In aggiunta a ciò, sempre legato alla pandemia, si è ritenuto di mettere a disposizione 100 milioni di franchi come credito d'impegno per le nuove terapie che oggi non sono ancora coperte dalle casse malati, di cui 60 milioni già approvati e liberati dalla Delegazione delle finanze, e 50 milioni, di cui 30 milioni già approvati dalla Delegazione delle finanze per quanto riguarda l'anticipo che la Confederazione potrebbe mettere per la produzione dello sviluppo di farmaci inerenti il Covid-19.

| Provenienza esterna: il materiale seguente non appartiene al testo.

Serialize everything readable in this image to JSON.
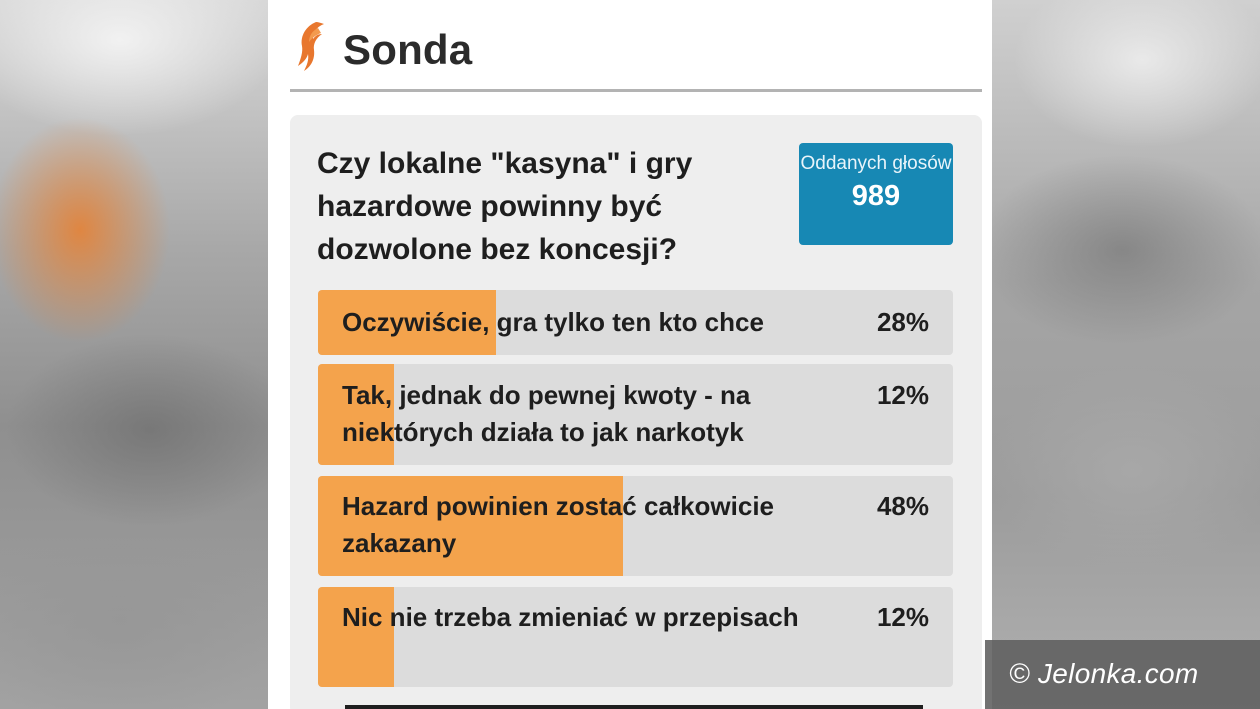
{
  "header": {
    "title": "Sonda",
    "logo_icon": "flame-logo-icon",
    "logo_color": "#e8772e"
  },
  "poll": {
    "question": "Czy lokalne \"kasyna\" i gry hazardowe powinny być dozwolone bez koncesji?",
    "votes_label": "Oddanych głosów",
    "votes_count": "989",
    "accent_color": "#1788b4",
    "bar_color": "#f4a34c",
    "options": [
      {
        "label": "Oczywiście, gra tylko ten kto chce",
        "percent_label": "28%",
        "percent": 28
      },
      {
        "label": "Tak, jednak do pewnej kwoty - na niektórych działa to jak narkotyk",
        "percent_label": "12%",
        "percent": 12
      },
      {
        "label": "Hazard powinien zostać całkowicie zakazany",
        "percent_label": "48%",
        "percent": 48
      },
      {
        "label": "Nic nie trzeba zmieniać w przepisach",
        "percent_label": "12%",
        "percent": 12
      }
    ]
  },
  "watermark": {
    "text": "© Jelonka.com"
  }
}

Il Consiglio federale propone inoltre altri due crediti d'impegno. È prevista un aumento di 80 milioni di franchi per quanto riguarda il credito di aiuto finanziario per la custodia supplementare dei bambini e un credito budgetario di 17 milioni di franchi per il programma Dazit che avanza più velocemente del previsto.
In conclusione, si rimarca come, se ora approvate tutte queste richieste, le risorse finanziarie per le misure anti-Corona per quest'anno aumenteranno dai 21,4 miliardi di franchi già approvati a un totale di 24,6 miliardi di franchi.